Track: Smart Mobility and Smart Cities
Abstract
A Driving Pattern (DP) describes how drivers drive in a given region. The DPs are obtained by monitoring a representative sample of vehicles traveling on roads of different characteristics and under normal conditions. A Driving Cycle (DC), on the other hand, is a speed time series that represent the DP, and it is used to assess the performance in energy consumption and tailpipe emissions of the vehicles. The construction of a DC consists in obtaining a speed time series whose characteristic parameters (CP*s) are similar to the characteristic parameters of the driving pattern (CPs). The CPs are variables derived from speed and time, such as the mean speed and mean acceleration. The methods to construct DC (Micro-Trips, Markov chains, and MWD-CP) are well-known and established. However, challenges remain with respect to the repeatability of their results, the need for a large number of measured trips, which is highly expensive and time-consuming.
This work presents an alternative and novel approach to construct artificial DC representing DPs using a few measured trips and a Deep Learning (DL) model called Generative Adversarial Networks (GAN).
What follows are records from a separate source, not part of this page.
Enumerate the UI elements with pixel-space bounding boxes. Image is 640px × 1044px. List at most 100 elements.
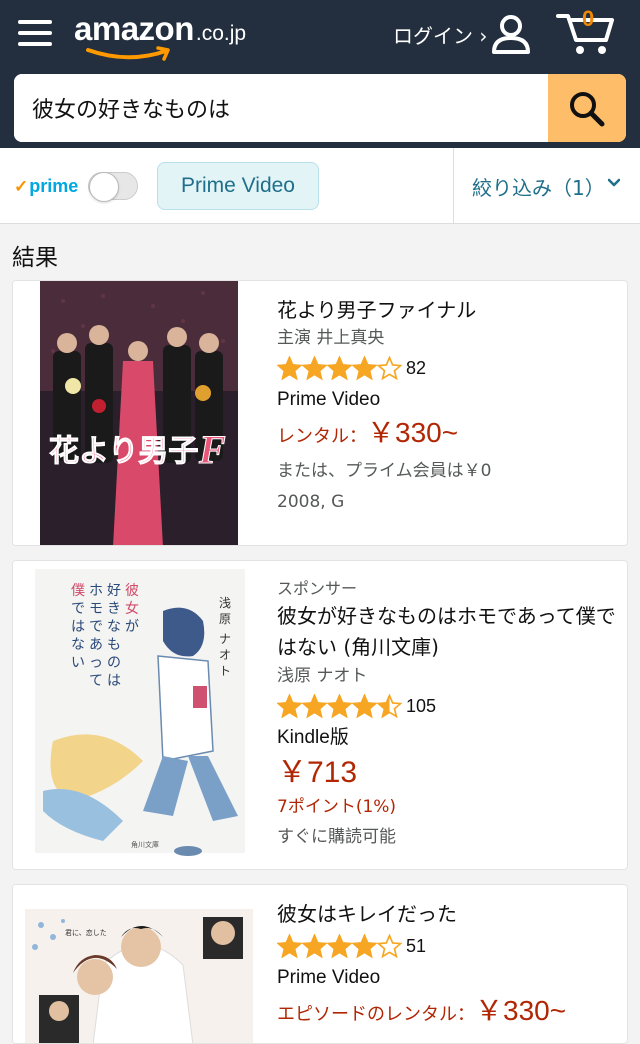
svg-text:君に、恋した: 君に、恋した xyxy=(65,928,107,937)
logo-tld: .co.jp xyxy=(195,22,247,45)
chevron-down-icon[interactable] xyxy=(608,178,620,188)
search-button[interactable] xyxy=(548,74,626,142)
smile-arrow-icon xyxy=(86,46,170,61)
sponsored-label: スポンサー xyxy=(277,579,358,598)
filter-divider xyxy=(453,148,454,224)
star-full-icon xyxy=(277,355,302,380)
svg-text:き: き xyxy=(107,601,121,617)
product-price: ￥330~ xyxy=(475,995,567,1026)
user-icon[interactable] xyxy=(490,14,532,54)
rating-row[interactable]: 105 xyxy=(277,689,619,723)
product-format[interactable]: Kindle版 xyxy=(277,723,619,753)
cart-count: 0 xyxy=(582,6,595,31)
result-card[interactable]: 花より男子 F 花より男子ファイナル 主演 井上真央 82 Prime Vide… xyxy=(12,280,628,546)
product-title[interactable]: 彼女はキレイだった xyxy=(277,899,619,929)
logo-wordmark: amazon xyxy=(74,10,194,47)
star-full-icon xyxy=(327,355,352,380)
prime-toggle[interactable] xyxy=(88,172,138,202)
svg-text:F: F xyxy=(198,427,226,472)
prime-check-icon: ✓ xyxy=(14,177,29,196)
points-earned: 7ポイント(1%) xyxy=(277,797,397,817)
svg-text:あ: あ xyxy=(89,637,103,653)
results-heading: 結果 xyxy=(12,245,58,271)
drama-poster-image: 花より男子 F xyxy=(13,281,263,545)
amazon-logo[interactable]: amazon.co.jp xyxy=(74,10,247,61)
refine-button[interactable]: 絞り込み（1） xyxy=(472,172,605,201)
prime-price-note: または、プライム会員は￥0 xyxy=(277,461,492,481)
svg-text:彼: 彼 xyxy=(125,583,139,599)
star-full-icon xyxy=(302,693,327,718)
star-full-icon xyxy=(302,933,327,958)
search-input[interactable] xyxy=(14,74,548,142)
product-price: ￥330~ xyxy=(367,417,459,448)
svg-text:女: 女 xyxy=(125,600,139,617)
star-full-icon xyxy=(352,693,377,718)
rental-price-row: レンタル：￥330~ xyxy=(277,415,619,455)
product-title[interactable]: 彼女が好きなものはホモであって僕ではない (角川文庫) xyxy=(277,601,619,663)
top-header: amazon.co.jp ログイン › 0 xyxy=(0,0,640,148)
book-cover-image: 彼女が 好きなものは ホモであって 僕ではない 浅原ナオト 角川文庫 xyxy=(13,561,263,869)
svg-text:い: い xyxy=(71,655,85,671)
release-year-rating: 2008, G xyxy=(277,492,345,512)
rating-row[interactable]: 51 xyxy=(277,929,619,963)
svg-text:の: の xyxy=(107,655,121,671)
star-full-icon xyxy=(277,693,302,718)
svg-text:角川文庫: 角川文庫 xyxy=(131,840,159,849)
svg-text:花より男子: 花より男子 xyxy=(49,434,198,469)
svg-text:な: な xyxy=(107,619,121,635)
star-rating xyxy=(277,355,402,381)
product-info: 花より男子ファイナル 主演 井上真央 82 Prime Video レンタル：￥… xyxy=(277,281,619,517)
result-card[interactable]: 彼女が 好きなものは ホモであって 僕ではない 浅原ナオト 角川文庫 スポンサー… xyxy=(12,560,628,870)
product-info: 彼女はキレイだった 51 Prime Video エピソードのレンタル：￥330… xyxy=(277,885,619,1033)
product-image[interactable]: 君に、恋した xyxy=(13,885,263,1043)
star-full-icon xyxy=(327,693,352,718)
svg-text:モ: モ xyxy=(89,601,103,617)
prime-video-chip[interactable]: Prime Video xyxy=(157,162,319,210)
star-empty-icon xyxy=(377,933,402,958)
prime-logo: ✓prime xyxy=(14,176,78,197)
star-full-icon xyxy=(327,933,352,958)
product-info: スポンサー 彼女が好きなものはホモであって僕ではない (角川文庫) 浅原 ナオト… xyxy=(277,561,619,853)
product-format[interactable]: Prime Video xyxy=(277,963,619,993)
rental-label: エピソードのレンタル： xyxy=(277,1004,475,1025)
star-rating xyxy=(277,933,402,959)
availability-text: すぐに購読可能 xyxy=(277,827,396,847)
svg-text:ト: ト xyxy=(219,664,231,678)
svg-text:ホ: ホ xyxy=(89,583,103,599)
product-image[interactable]: 花より男子 F xyxy=(13,281,263,545)
svg-text:が: が xyxy=(125,619,139,635)
rating-count: 82 xyxy=(406,357,427,378)
rating-count: 105 xyxy=(406,695,437,716)
result-card[interactable]: 君に、恋した 彼女はキレイだった 51 Prime Video エピソードのレン… xyxy=(12,884,628,1044)
product-author[interactable]: 浅原 ナオト xyxy=(277,663,619,689)
prime-label: prime xyxy=(29,176,79,196)
rating-row[interactable]: 82 xyxy=(277,351,619,385)
product-format[interactable]: Prime Video xyxy=(277,385,619,415)
svg-text:好: 好 xyxy=(107,583,121,599)
svg-text:も: も xyxy=(107,637,121,653)
rental-price-row: エピソードのレンタル：￥330~ xyxy=(277,993,619,1033)
rating-count: 51 xyxy=(406,935,427,956)
star-half-icon xyxy=(377,693,402,718)
product-title[interactable]: 花より男子ファイナル xyxy=(277,295,619,325)
product-price: ￥713 xyxy=(277,756,358,789)
product-image[interactable]: 彼女が 好きなものは ホモであって 僕ではない 浅原ナオト 角川文庫 xyxy=(13,561,263,869)
toggle-knob xyxy=(89,172,119,202)
svg-text:は: は xyxy=(107,673,121,689)
svg-text:浅: 浅 xyxy=(219,596,231,610)
drama-poster-image: 君に、恋した xyxy=(13,885,263,1043)
login-link[interactable]: ログイン › xyxy=(393,20,487,49)
svg-text:て: て xyxy=(89,673,103,689)
rental-label: レンタル： xyxy=(277,426,367,447)
star-full-icon xyxy=(352,933,377,958)
star-empty-icon xyxy=(377,355,402,380)
search-icon xyxy=(570,92,605,127)
star-full-icon xyxy=(302,355,327,380)
svg-text:原: 原 xyxy=(219,612,231,626)
svg-text:で: で xyxy=(71,601,85,617)
menu-icon[interactable] xyxy=(18,18,52,48)
cart-button[interactable]: 0 xyxy=(556,6,616,56)
svg-text:な: な xyxy=(71,637,85,653)
svg-text:で: で xyxy=(89,619,103,635)
product-cast: 主演 井上真央 xyxy=(277,328,385,348)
A GAN combines two DL architectures: the generator and the discriminator. The generator creates candidate artificial DC as similar as possible to the real trips, while the discriminator distinguishes between real and artificial DC. Therefore, a competition is triggered between the generator and discriminator, resulting in a generator capable of creating representative candidate artificial DC. For instance, the generator looks after: i) to minimize loss functions which are the relative differences between CPs of the artificial DC and of the driving patterns, and ii) to maximize the failure of the discriminator. In addition, the resulting model can be used to obtain DCs from other cities using transfer learning techniques. Transfer learning consists of reusing a well-trained and validated model in a similar application by adjusting only the model parameters.
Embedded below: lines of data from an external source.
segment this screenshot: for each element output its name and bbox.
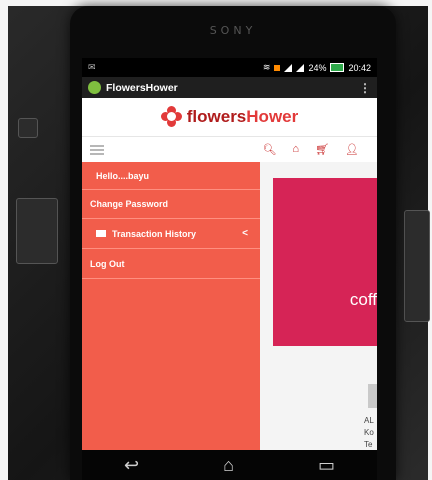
drawer-item-label: Log Out xyxy=(90,258,125,269)
promo-banner[interactable]: coff xyxy=(273,178,377,346)
background-key xyxy=(18,118,38,138)
status-time: 20:42 xyxy=(348,62,371,73)
product-text: Ko xyxy=(364,428,374,437)
product-text: AL xyxy=(364,416,374,425)
drawer-item-label: Transaction History xyxy=(112,228,197,239)
logo-text-part2: Hower xyxy=(246,107,299,126)
background-panel-right xyxy=(404,210,430,322)
drawer-item-transaction-history[interactable]: Transaction History < xyxy=(82,219,260,249)
drawer-item-log-out[interactable]: Log Out xyxy=(82,249,260,279)
page-content: Hello....bayu Change Password Transactio… xyxy=(82,162,377,450)
flower-logo-icon xyxy=(160,106,183,128)
action-bar: FlowersHower ⋮ xyxy=(82,77,377,98)
user-icon[interactable]: 👤︎ xyxy=(345,143,359,156)
battery-percent: 24% xyxy=(308,62,327,73)
back-icon[interactable]: ↩ xyxy=(124,455,139,476)
banner-text: coff xyxy=(349,290,377,309)
site-logo[interactable]: flowersHower xyxy=(82,98,377,137)
device-brand: SONY xyxy=(209,24,257,37)
wifi-icon: ≋ xyxy=(262,62,271,72)
product-text: Te xyxy=(364,440,373,449)
signal-icon xyxy=(284,63,293,72)
user-greeting: Hello....bayu xyxy=(96,171,150,181)
main-panel: coff AL Ko Te xyxy=(260,162,377,450)
overflow-menu-icon[interactable]: ⋮ xyxy=(359,81,371,95)
phone-screen: ✉ ≋ 24% 20:42 FlowersHower ⋮ flowersHowe… xyxy=(82,58,377,450)
signal-icon-2 xyxy=(296,63,305,72)
drawer-item-change-password[interactable]: Change Password xyxy=(82,189,260,219)
product-thumbnail[interactable] xyxy=(368,384,377,408)
navigation-drawer: Hello....bayu Change Password Transactio… xyxy=(82,162,260,450)
search-icon[interactable]: 🔍︎ xyxy=(262,143,276,156)
photo-edge-left xyxy=(0,0,8,480)
drawer-item-label: Change Password xyxy=(90,199,169,209)
notification-icon: ✉ xyxy=(88,62,96,72)
logo-text: flowersHower xyxy=(187,107,299,127)
cart-icon[interactable]: 🛒︎ xyxy=(315,143,329,156)
home-icon[interactable]: ⌂ xyxy=(292,143,299,156)
chevron-left-icon[interactable]: < xyxy=(242,228,248,239)
home-button-icon[interactable]: ⌂ xyxy=(223,455,234,476)
background-panel xyxy=(16,198,58,264)
menu-icon[interactable] xyxy=(90,144,104,155)
recent-apps-icon[interactable]: ▭ xyxy=(318,455,335,476)
app-title: FlowersHower xyxy=(106,81,178,94)
notification-dot-icon xyxy=(274,64,281,71)
status-bar: ✉ ≋ 24% 20:42 xyxy=(82,58,377,77)
android-nav-bar: ↩ ⌂ ▭ xyxy=(82,450,377,480)
battery-icon xyxy=(330,63,345,72)
site-toolbar: 🔍︎ ⌂ 🛒︎ 👤︎ xyxy=(82,137,377,163)
list-icon xyxy=(96,230,106,237)
app-icon[interactable] xyxy=(88,81,101,94)
logo-text-part1: flowers xyxy=(186,107,247,126)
As a case example, we collected second by second data of speed, fuel consumption, and tailpipe pollutants, obtained monitoring for two months, a sample of 16 vehicles operating in Mexico City. A GAN was trained for constructing artificial but representative DC of 20 minutes duration with a resolution of 1 Hz. We used that GAN to construct 10000 representative DC and found that in all cases, the DCs exhibit CP*s within the 10% of the relative difference with respect to the corresponding 19 CPs that describe the DP, fuel consumption, and tailpipe emissions. According to the literature, 10% of the relative difference is an acceptable criterion for this purpose. Similar results were observed applying transfer learning to data from Bogota, Colombia.
The proposed artificial trip generator aims to alleviate the data collection costs to obtain DC, fuel consumption, and tailpipe emissions. Ultimately, we introduced new emerging technologies based on artificial intelligence to tackle an existing challenge in the field of intelligent transportation and smart mobility.